Pickled silver carp
Calories, kcal: 146 Proteins, g: 9.9 Fats, g: 10.3 Carbohydrates, g: 3.3
Silver carp is a gregarious, pelagic, large fish belonging to the Carp order, the Ray-finned class. Silver carp has a moderately long, medium-sized body covered with light silvery scales, yellow fins, a broad head with a high forehead, a large mouth and small eyes below the level of the mouth. Silver carp is a large fish; in its natural environment, its weight can reach 20 kg, and its length is over 1 meter.
The fish lives mainly in the basins of the Amur River, in lakes and rivers of China and thanks to acclimatization in the Russian Federation, namely in the European part.
The fish is not predatory. The silver carp feeds on algae and phytoplankton, and also eats large amounts of blue-green algae (brilliant green). People have learned to use fish eating habits for their own purposes (calorizator). To maintain water in artificial reservoirs and clean them of "greenery", experts suggest keeping silver carp, since in the course of its life it carries out cleaning work.

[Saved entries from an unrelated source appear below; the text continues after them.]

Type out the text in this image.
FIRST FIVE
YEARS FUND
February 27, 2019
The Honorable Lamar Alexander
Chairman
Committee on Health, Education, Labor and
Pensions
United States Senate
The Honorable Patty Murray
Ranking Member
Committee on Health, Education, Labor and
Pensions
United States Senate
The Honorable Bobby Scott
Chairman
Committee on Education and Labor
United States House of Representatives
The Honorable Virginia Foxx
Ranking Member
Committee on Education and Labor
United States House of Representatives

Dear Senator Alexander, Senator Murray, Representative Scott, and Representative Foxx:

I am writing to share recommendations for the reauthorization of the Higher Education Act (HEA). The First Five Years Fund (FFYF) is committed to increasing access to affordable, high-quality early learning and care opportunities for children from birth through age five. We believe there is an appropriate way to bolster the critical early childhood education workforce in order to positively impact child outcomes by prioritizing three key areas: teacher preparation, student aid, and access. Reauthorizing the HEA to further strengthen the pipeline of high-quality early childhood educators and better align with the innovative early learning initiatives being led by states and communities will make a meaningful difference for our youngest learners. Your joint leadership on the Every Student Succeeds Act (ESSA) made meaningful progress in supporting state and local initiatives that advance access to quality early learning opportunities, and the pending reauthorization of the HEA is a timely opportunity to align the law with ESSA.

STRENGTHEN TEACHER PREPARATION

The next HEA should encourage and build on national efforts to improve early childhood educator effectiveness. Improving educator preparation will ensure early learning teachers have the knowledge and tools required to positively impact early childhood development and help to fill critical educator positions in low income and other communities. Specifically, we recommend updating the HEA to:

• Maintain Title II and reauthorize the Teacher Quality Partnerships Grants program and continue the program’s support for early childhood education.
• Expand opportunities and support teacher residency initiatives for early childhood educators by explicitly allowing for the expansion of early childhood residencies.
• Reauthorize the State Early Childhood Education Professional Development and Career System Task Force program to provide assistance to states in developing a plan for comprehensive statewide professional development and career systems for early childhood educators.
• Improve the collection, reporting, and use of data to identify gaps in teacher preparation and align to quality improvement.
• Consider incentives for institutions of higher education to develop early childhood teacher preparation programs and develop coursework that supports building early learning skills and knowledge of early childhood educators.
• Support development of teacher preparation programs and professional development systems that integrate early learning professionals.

Calorie content of pickled silver carp
The calorie content of pickled silver carp is 146 kcal per 100 grams of product.
Composition of pickled silver carp
Silver carp meat contains vitamins A, B1, B2, microelements: potassium, sodium, sulfur, phosphorus.
Silver carp marinated in cooking
Silver carp is a popular fish in cooking, it is baked and fried, and first courses are made from it. When preparing dishes, use whole fish or fillets. Silver carp caviar is also very popular.
It should be noted separately the following type of fish products, like pickled silver carp, which stands out for its high consumer and taste qualities. Pickled silver carp can be purchased at any supermarket, but fish connoisseurs know that the best taste comes from cooking this dish on your own.
Before preparing the dish, the fish is cleaned, gutted, thoroughly washed, cut into pieces. When preparing pickled silver carp, you can use both fillets and whole fish. Small pieces of fish are salted and left alone for 5 hours. Then the pieces are washed and pickled using water and vinegar 9%, vegetable oil, peppercorns, cloves and bay leaves. The fish should be marinated for about 2 hours (calorizer). To emphasize the taste of marinated fish, it is served on the table with green and onions, as well as dill and parsley.